Nevertheless, if you do submit one, it's best to make sure it's error-free and as you will see its is quite straightforward to extract URLs using R

Install xsitemap R’ Package (to be done once) and Load

# Installing libraries and Loading libraries
install.packages("devtools")
library(devtools)
install_github("pixgarden/xsitemap")
library(xsitemap)

Find and fetch XML sitemaps

xsitemap_urls <- xsitemapGet("https://www.nationalarchives.gov.uk/")

This function will first search for XML sitemap url. It will first check the robots.txt file to see if an XML sitemap url is explicitly declared.

if not, the script will do some random guess (‘sitemap.xml’, ‘sitemap_index.xml’ , …) most of the time, it will find the XML sitemap url.

Then, the XML sitemap URL is fetched and the URLs extracted.

If it’s a classic XML sitemap, a data frame (special kind of array) will be produced and return.

If it’s an index XML sitemap, the process will get back from the start with every XML sitemaps inside.

This will produce a data frame with all the information extracted.

Check URLs HTTP code

Another interesting function allows you to crawl the sitemap URLs and verify if your web pages send proper 200 HTTP codes, using HEAD Requests (easier on the website server)

It can take some time depending on the number of URLs. It took several hours for https://www.gov.uk/ for example.

xsitemap_urls_http <- xsitemapCheckHTTP(xsitemap_urls)

It will add a dedicated column with the HTTP code filled in. You can check data inside rstudio by using

View(xsitemap_urls_http)

or if you prefer, generate a CSV

Count HTTP codes

Like in the intro, it's quite easy to count HTTP codes

View(table(xsitemap_urls_http$http))

to discover, at the time of writing that most of the XML sitemap URLs are actually redirects...
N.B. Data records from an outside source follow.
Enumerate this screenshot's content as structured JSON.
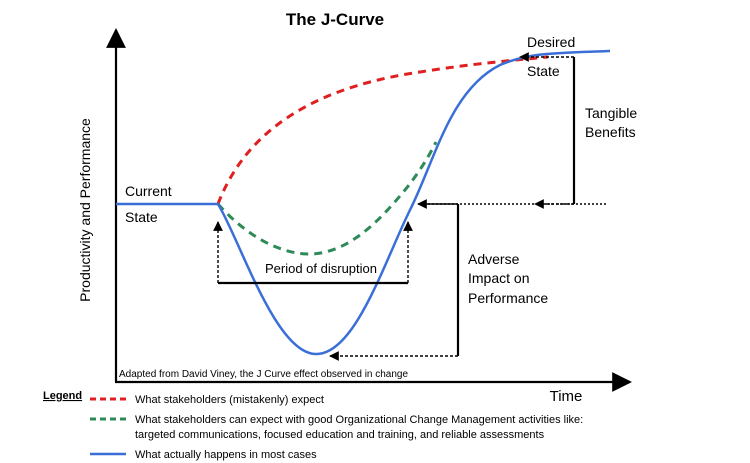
{
  "title": "The J-Curve",
  "y_axis_label": "Productivity and Performance",
  "x_axis_label": "Time",
  "labels": {
    "current_state_line1": "Current",
    "current_state_line2": "State",
    "desired_state_line1": "Desired",
    "desired_state_line2": "State",
    "tangible_benefits_line1": "Tangible",
    "tangible_benefits_line2": "Benefits",
    "adverse_line1": "Adverse",
    "adverse_line2": "Impact on",
    "adverse_line3": "Performance",
    "period_of_disruption": "Period of disruption"
  },
  "source_note": "Adapted from David Viney, the J Curve effect observed in change",
  "legend": {
    "title": "Legend",
    "items": [
      {
        "text": "What stakeholders (mistakenly) expect",
        "color": "#e02020",
        "style": "dashed"
      },
      {
        "text": "What stakeholders can expect with good Organizational Change Management activities like:",
        "text2": "targeted communications, focused education and training, and reliable assessments",
        "color": "#2e8b57",
        "style": "dashed"
      },
      {
        "text": "What actually happens in most cases",
        "color": "#3a6fd8",
        "style": "solid"
      }
    ]
  },
  "colors": {
    "expected": "#e02020",
    "ocm": "#2e8b57",
    "actual": "#3a6fd8",
    "axis": "#000000"
  }
}
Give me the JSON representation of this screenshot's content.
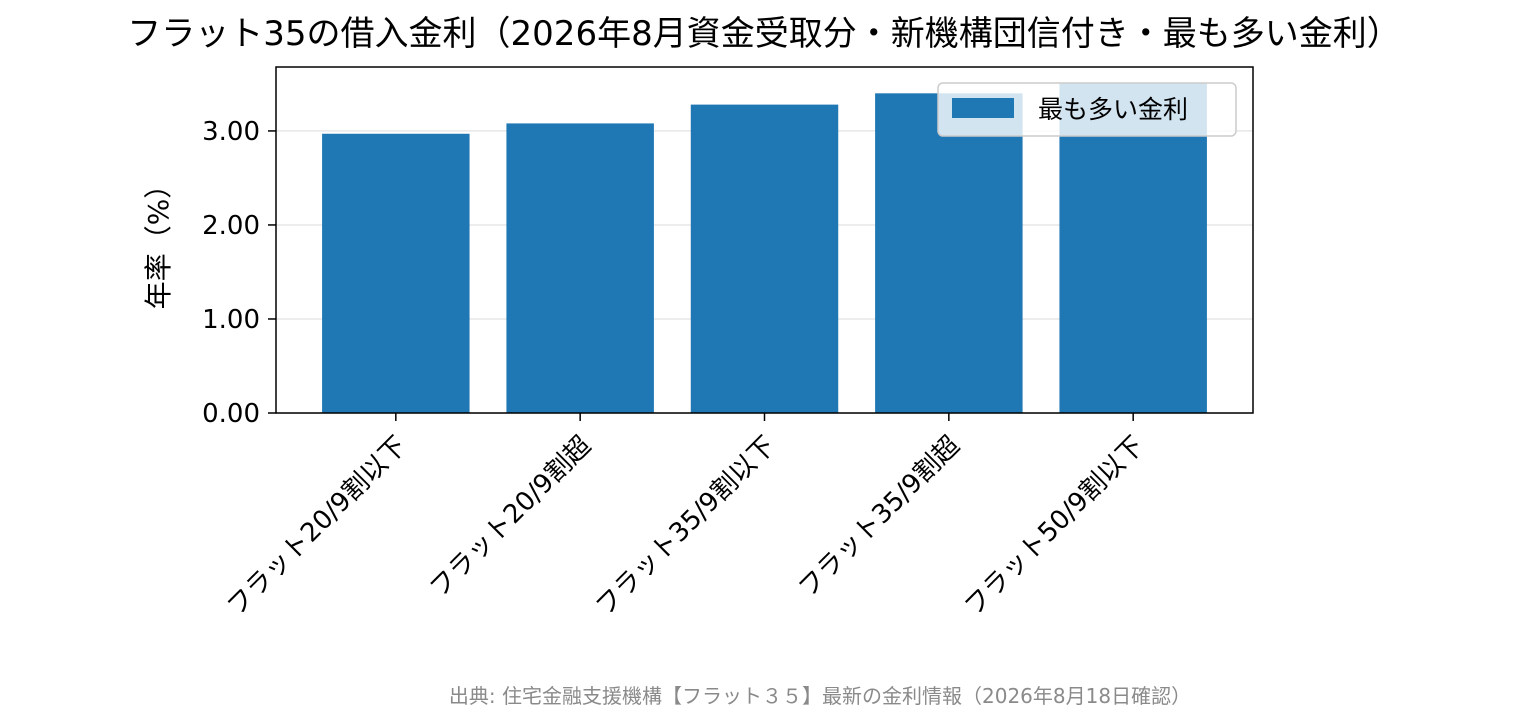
{
  "chart_data": {
    "type": "bar",
    "title": "フラット35の借入金利（2026年8月資金受取分・新機構団信付き・最も多い金利）",
    "xlabel": "",
    "ylabel": "年率（%）",
    "categories": [
      "フラット20/9割以下",
      "フラット20/9割超",
      "フラット35/9割以下",
      "フラット35/9割超",
      "フラット50/9割以下"
    ],
    "series": [
      {
        "name": "最も多い金利",
        "values": [
          2.97,
          3.08,
          3.28,
          3.4,
          3.51
        ],
        "color": "#1f77b4"
      }
    ],
    "yticks": [
      "0.00",
      "1.00",
      "2.00",
      "3.00"
    ],
    "ylim": [
      0,
      3.68
    ],
    "grid": "horizontal",
    "legend_position": "top-right"
  },
  "source_note": "出典: 住宅金融支援機構【フラット３５】最新の金利情報（2026年8月18日確認）"
}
Plot the years the pages were added

You might have noticed that in this XML sitemap with a "lastmod" field. This an optional field which explicitly declares to Google the date of the last modification of the url. This allows theoretically Google to optimise website crawls

It also allow us to understand how fresh is one's website content as we can plot it

library(ggplot2)
ggplot(xsitemap_urls) +
aes(x = lastmod) +
geom_histogram(bins = 90L, fill = "#112446") +
theme_minimal()

(I've got help from the esquisse library)

Most of the content originated from 2014-2015, The oldest page have been updated in 2001

Let's try to get a clearer picture by extracting years

# We extract from the Date the year and
# store the value into a new column called 'year'
xsitemap_urls$year <- format(xsitemap_urls$lastmod,"%Y")
# Removing not available values (NA's)
# and ploting the url by year
xsitemap_urls %>%
filter(!is.na(year)) %>%
ggplot() +
aes(x = year) +
geom_bar(fill = "#112446") +
theme_minimal()

If you prefere a % cumulative view:

plot(ecdf(xsitemap_urls$year))